Alan Dershowitz, an Israel advocate and a law professor at Harvard University, said that the failure of the negotiations was due to "the refusal of the Palestinians and Arafat to give up the right of return. That was the sticking point. It wasn't Jerusalem. It wasn't borders. It was the right of return." He claimed that President Clinton told this to him "directly and personally."
In 2006, Shlomo Ben-Ami stated on Democracy Now! that "Camp David was not the missed opportunity for the Palestinians, and if I were a Palestinian I would have rejected Camp David, as well. This is something I put in the book. But Taba is the problem. The Clinton parameters are the problem" referring to his 2001 book Scars of War, Wounds of Peace: The Israeli-Arab Tragedy. .

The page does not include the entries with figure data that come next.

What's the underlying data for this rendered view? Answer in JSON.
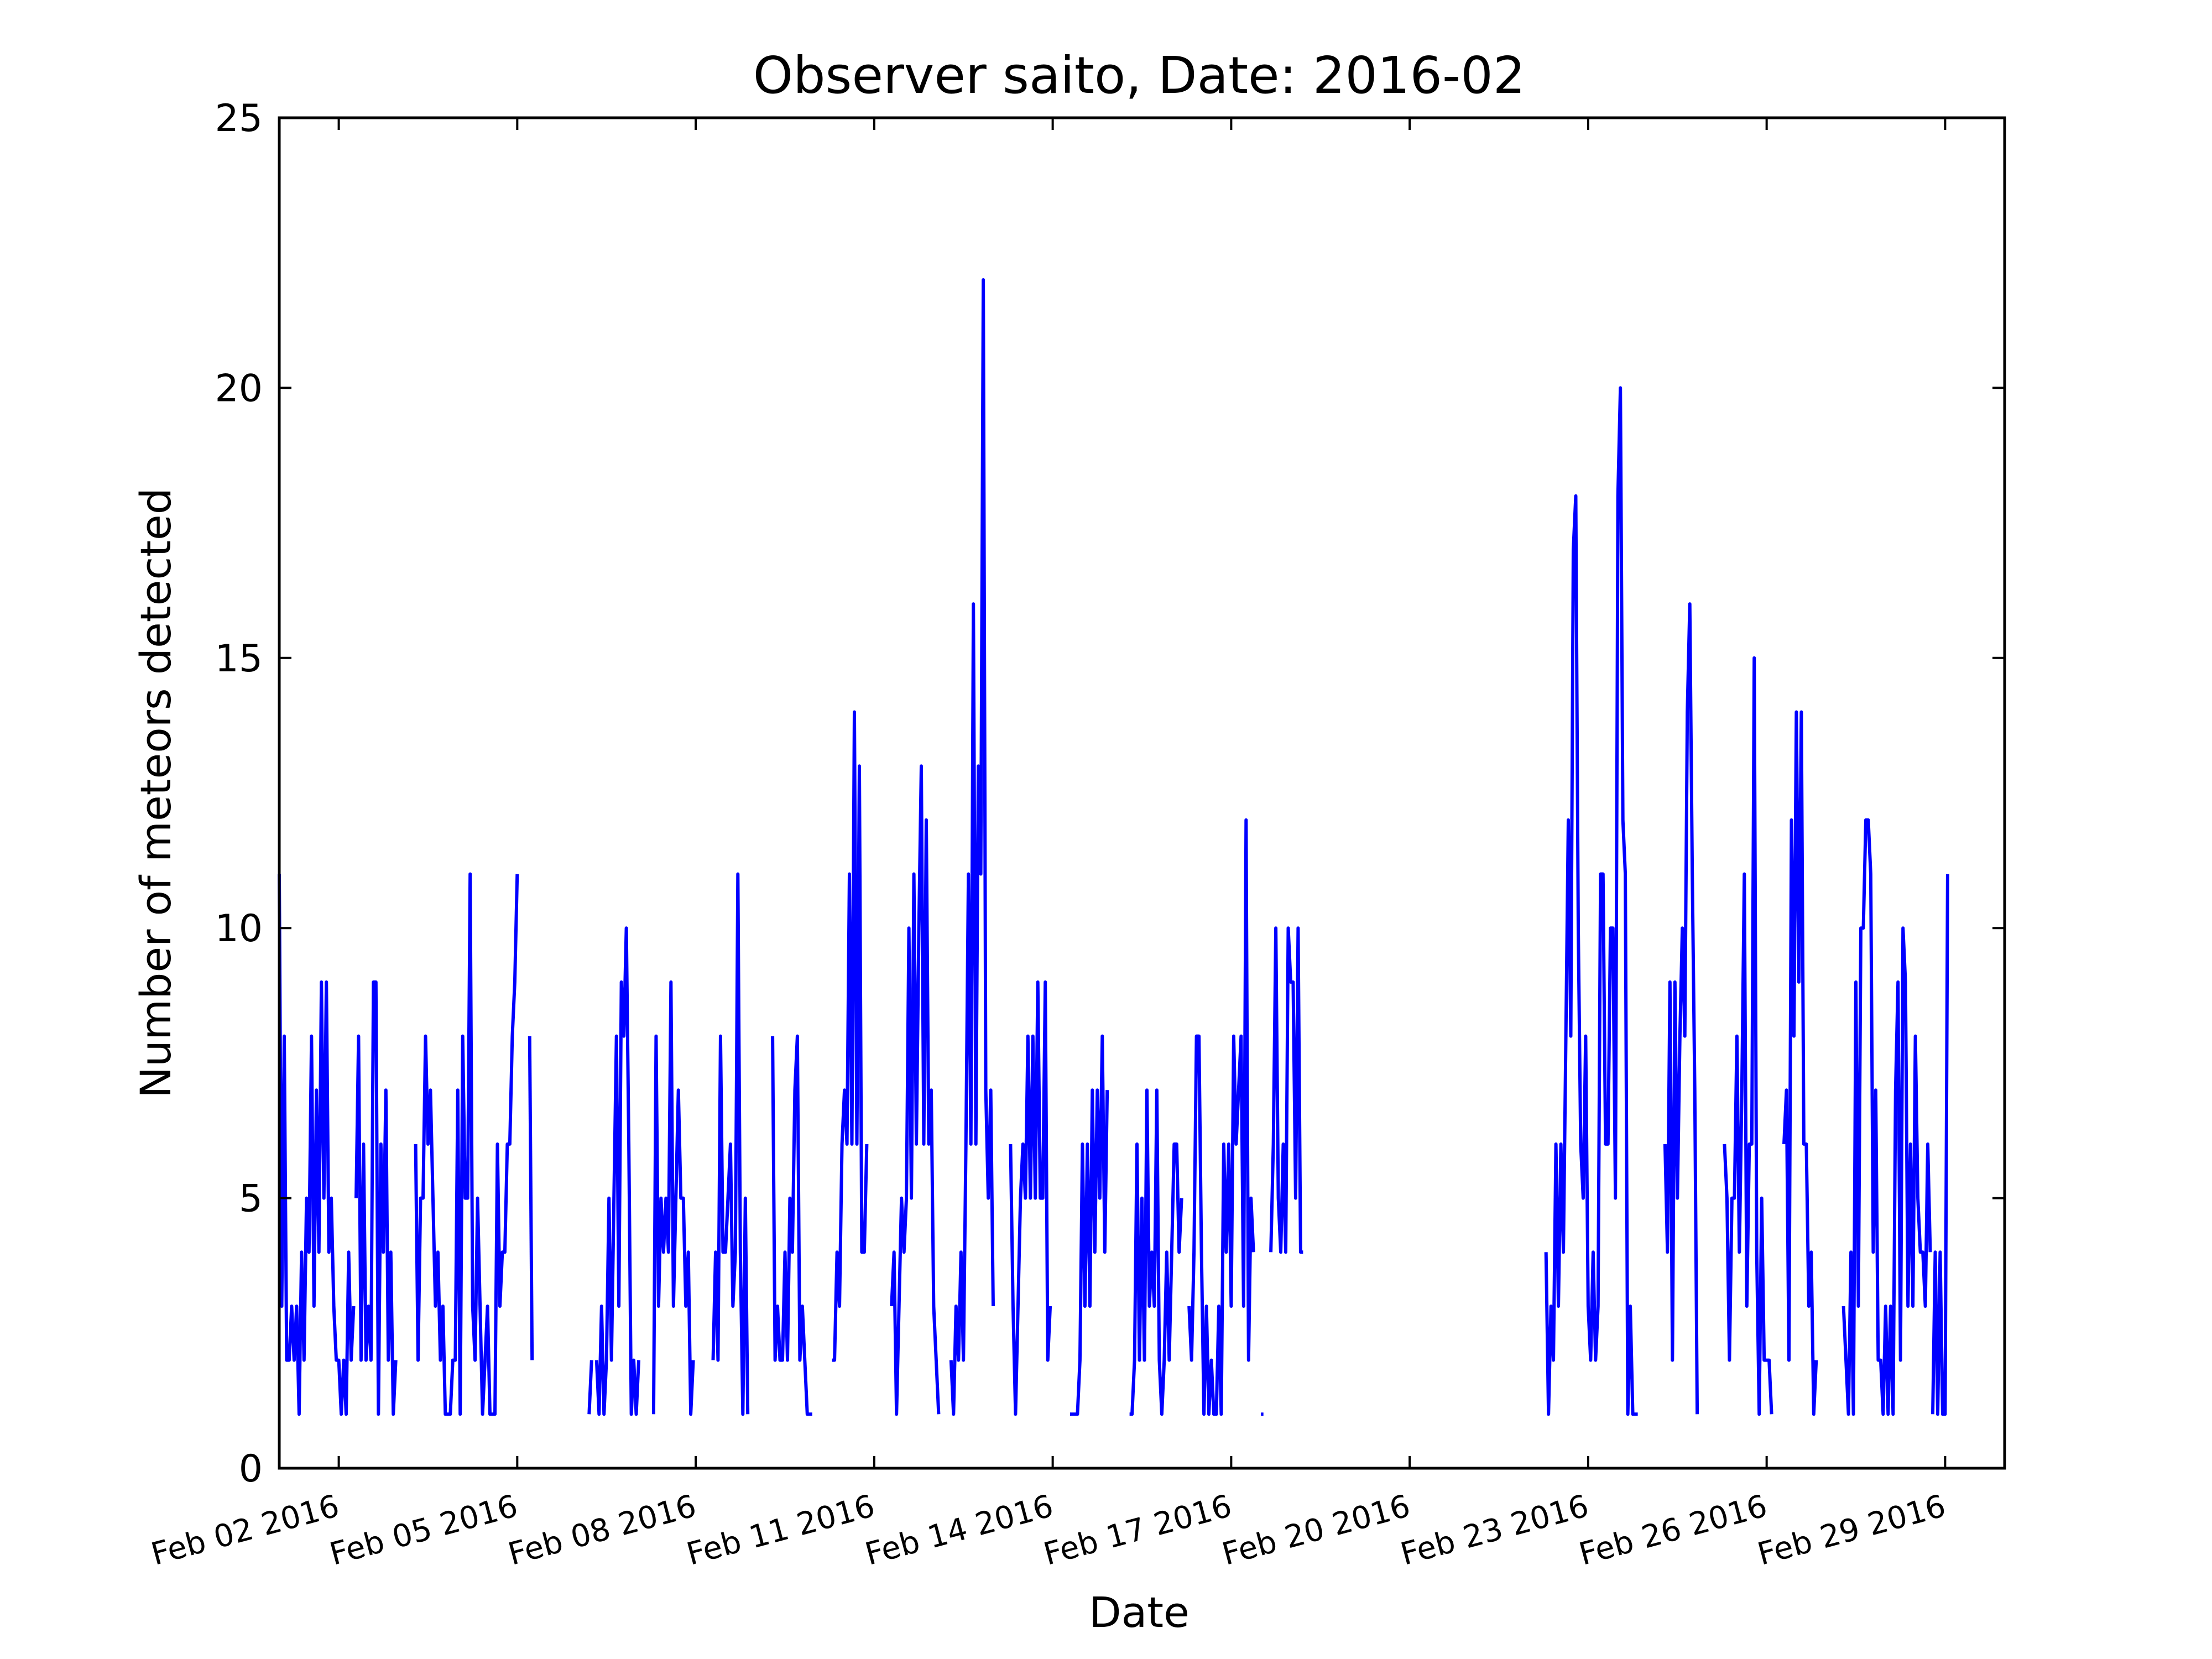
{
  "chart_data": {
    "type": "line",
    "title": "Observer saito, Date: 2016-02",
    "xlabel": "Date",
    "ylabel": "Number of meteors detected",
    "ylim": [
      0,
      25
    ],
    "xlim": [
      "2016-02-01 00:00",
      "2016-03-01 00:00"
    ],
    "grid": false,
    "line_color": "#0000ff",
    "y_ticks": [
      0,
      5,
      10,
      15,
      20,
      25
    ],
    "x_ticks": [
      {
        "date": "2016-02-02",
        "label": "Feb 02 2016"
      },
      {
        "date": "2016-02-05",
        "label": "Feb 05 2016"
      },
      {
        "date": "2016-02-08",
        "label": "Feb 08 2016"
      },
      {
        "date": "2016-02-11",
        "label": "Feb 11 2016"
      },
      {
        "date": "2016-02-14",
        "label": "Feb 14 2016"
      },
      {
        "date": "2016-02-17",
        "label": "Feb 17 2016"
      },
      {
        "date": "2016-02-20",
        "label": "Feb 20 2016"
      },
      {
        "date": "2016-02-23",
        "label": "Feb 23 2016"
      },
      {
        "date": "2016-02-26",
        "label": "Feb 26 2016"
      },
      {
        "date": "2016-02-29",
        "label": "Feb 29 2016"
      }
    ],
    "series": [
      {
        "segments": [
          {
            "start": "2016-02-01 00:00",
            "step_hours": 1,
            "values": [
              11,
              3,
              8,
              2,
              2,
              3,
              2,
              3,
              1,
              4,
              2,
              5,
              4,
              8,
              3,
              7,
              4,
              9,
              5,
              9,
              4,
              5,
              3,
              2,
              2,
              1,
              2,
              1,
              4,
              2,
              3
            ]
          },
          {
            "start": "2016-02-02 07:00",
            "step_hours": 1,
            "values": [
              5,
              8,
              2,
              6,
              2,
              3,
              2,
              9,
              9,
              1,
              6,
              4,
              7,
              2,
              4,
              1,
              2
            ]
          },
          {
            "start": "2016-02-03 07:00",
            "step_hours": 1,
            "values": [
              6,
              2,
              5,
              5,
              8,
              6,
              7,
              5,
              3,
              4,
              2,
              3,
              1,
              1,
              1,
              2,
              2,
              7,
              1,
              8,
              5,
              5,
              11,
              3,
              2,
              5,
              3,
              1,
              2,
              3,
              1,
              1,
              1,
              6,
              3,
              4,
              4,
              6,
              6,
              8,
              9,
              11
            ]
          },
          {
            "start": "2016-02-05 05:00",
            "step_hours": 1,
            "values": [
              8,
              2
            ]
          },
          {
            "start": "2016-02-06 05:00",
            "step_hours": 1,
            "values": [
              1,
              2
            ]
          },
          {
            "start": "2016-02-06 08:00",
            "step_hours": 1,
            "values": [
              2,
              1,
              3,
              1,
              2,
              5,
              2,
              5,
              8,
              3,
              9,
              8,
              10,
              6,
              1,
              2,
              1,
              2
            ]
          },
          {
            "start": "2016-02-07 07:00",
            "step_hours": 1,
            "values": [
              1,
              8,
              3,
              5,
              4,
              5,
              4,
              9,
              3,
              5,
              7,
              5,
              5,
              3,
              4,
              1,
              2
            ]
          },
          {
            "start": "2016-02-08 07:00",
            "step_hours": 1,
            "values": [
              2,
              4,
              2,
              8,
              4,
              4,
              5,
              6,
              3,
              4,
              11,
              4,
              1,
              5,
              1
            ]
          },
          {
            "start": "2016-02-09 07:00",
            "step_hours": 1,
            "values": [
              8,
              2,
              3,
              2,
              2,
              4,
              2,
              5,
              4,
              7,
              8,
              2,
              3,
              2,
              1,
              1,
              1
            ]
          },
          {
            "start": "2016-02-10 07:00",
            "step_hours": 1,
            "values": [
              2,
              2,
              4,
              3,
              6,
              7,
              6,
              11,
              6,
              14,
              6,
              13,
              4,
              4,
              6
            ]
          },
          {
            "start": "2016-02-11 07:00",
            "step_hours": 1,
            "values": [
              3,
              4,
              1,
              3,
              5,
              4,
              5,
              10,
              5,
              11,
              6,
              10,
              13,
              6,
              12,
              6,
              7,
              3,
              2,
              1
            ]
          },
          {
            "start": "2016-02-12 07:00",
            "step_hours": 1,
            "values": [
              2,
              1,
              3,
              2,
              4,
              2,
              6,
              11,
              6,
              16,
              6,
              13,
              11,
              22,
              7,
              5,
              7,
              3
            ]
          },
          {
            "start": "2016-02-13 07:00",
            "step_hours": 1,
            "values": [
              6,
              3,
              1,
              3,
              5,
              6,
              5,
              8,
              5,
              8,
              5,
              9,
              5,
              5,
              9,
              2,
              3
            ]
          },
          {
            "start": "2016-02-14 07:00",
            "step_hours": 1,
            "values": [
              1,
              1,
              1,
              1,
              2,
              6,
              3,
              6,
              3,
              7,
              4,
              7,
              5,
              8,
              4,
              7
            ]
          },
          {
            "start": "2016-02-15 07:00",
            "step_hours": 1,
            "values": [
              1,
              1,
              2,
              6,
              2,
              5,
              2,
              7,
              3,
              4,
              3,
              7,
              2,
              1,
              2,
              4,
              2,
              4,
              6,
              6,
              4,
              5
            ]
          },
          {
            "start": "2016-02-16 07:00",
            "step_hours": 1,
            "values": [
              3,
              2,
              4,
              8,
              8,
              4,
              1,
              3,
              1,
              2,
              1,
              1,
              3,
              1,
              6,
              4,
              6,
              3,
              8,
              6,
              7,
              8,
              3,
              12,
              2,
              5,
              4
            ]
          },
          {
            "start": "2016-02-17 12:00",
            "step_hours": 1,
            "values": [
              1,
              1
            ]
          },
          {
            "start": "2016-02-17 16:00",
            "step_hours": 1,
            "values": [
              4,
              6,
              10,
              5,
              4,
              6,
              4,
              10,
              9,
              9,
              5,
              10,
              4,
              4
            ]
          },
          {
            "start": "2016-02-22 07:00",
            "step_hours": 1,
            "values": [
              4,
              1,
              3,
              2,
              6,
              3,
              6,
              4,
              8,
              12,
              8,
              17,
              18,
              10,
              6,
              5,
              8,
              3,
              2,
              4,
              2,
              3,
              11,
              11,
              6,
              6,
              10,
              10,
              5,
              18,
              20,
              12,
              11,
              1,
              3,
              1,
              1,
              1
            ]
          },
          {
            "start": "2016-02-24 07:00",
            "step_hours": 1,
            "values": [
              6,
              4,
              9,
              2,
              9,
              5,
              8,
              10,
              8,
              14,
              16,
              11,
              7,
              1
            ]
          },
          {
            "start": "2016-02-25 07:00",
            "step_hours": 1,
            "values": [
              6,
              5,
              2,
              5,
              5,
              8,
              4,
              7,
              11,
              3,
              6,
              6,
              15,
              4,
              1,
              5,
              2,
              2,
              2,
              1
            ]
          },
          {
            "start": "2016-02-26 07:00",
            "step_hours": 1,
            "values": [
              6,
              7,
              2,
              12,
              8,
              14,
              9,
              14,
              6,
              6,
              3,
              4,
              1,
              2
            ]
          },
          {
            "start": "2016-02-27 07:00",
            "step_hours": 1,
            "values": [
              3,
              2,
              1,
              4,
              1,
              9,
              3,
              10,
              10,
              12,
              12,
              11,
              4,
              7,
              2,
              2,
              1,
              3,
              1,
              3,
              1,
              7,
              9,
              2,
              10,
              9,
              3,
              6,
              3,
              8,
              5,
              4,
              4,
              3,
              6,
              4
            ]
          },
          {
            "start": "2016-02-28 19:00",
            "step_hours": 1,
            "values": [
              1,
              4,
              1,
              4,
              1,
              1,
              11
            ]
          }
        ]
      }
    ]
  }
}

In his book, The Oslo Syndrome, Harvard Medical School professor of psychiatry and historian Kenneth Levin summarized the failure of the 2000 Camp David Summit in this manner: "espite the dimensions of the Israeli offer and intense pressure from President Clinton, Arafat demurred. He apparently was indeed unwilling, no matter what the Israeli concessions, to sign an agreement that declared itself final and forswore any further Palestinian claims." Levin argues that both the Israelis and the Americans were naive in expecting that Arafat would agree to give up the idea of a literal "right of return" for all Palestinians into Israel proper no matter how many 1948 refugees or how much monetary compensation Israel offered to allow.
Berkeley political science professor Ron Hassner has argued that it was the failure of participants at the negotiations to include religious leaders in the process or even consult with religious experts prior to the negotiations, that led to the collapse of the negotiations over the subject of Jerusalem. "Both parties seem to have assumed that the religious dimensions of the dispute could be ignored. As a result, neither party had prepared seriously for the possibility that the Temple Mount issue would come to stand at the heart of the negotiations." Political Scientist Menahem Klein, who advised the Israeli government during the negotiations, confirmed that "The professional back channels did not sufficiently treat Jerusalem as a religious city... It was easier to conduct discussions about preservation of historical structures in the old city than to discuss the link between the political sanctity and the religious sanctity at the historical and religious heart of the city."
According to a newspaper report of a lecture given by one of the leaders of Hamas, Mahmoud al-Zahar, at the Islamic University in Gaza City, when Yasser Arafat realized that peace talks with Israel weren’t going anywhere, he ordered Hamas to launch terror attacks against Israel. Zahar did not specify when and how Arafat instructed Hamas to launch the “military operations”. However, it is believed that the reference is to Arafat’s response to the failure of the Camp David summit in 2000.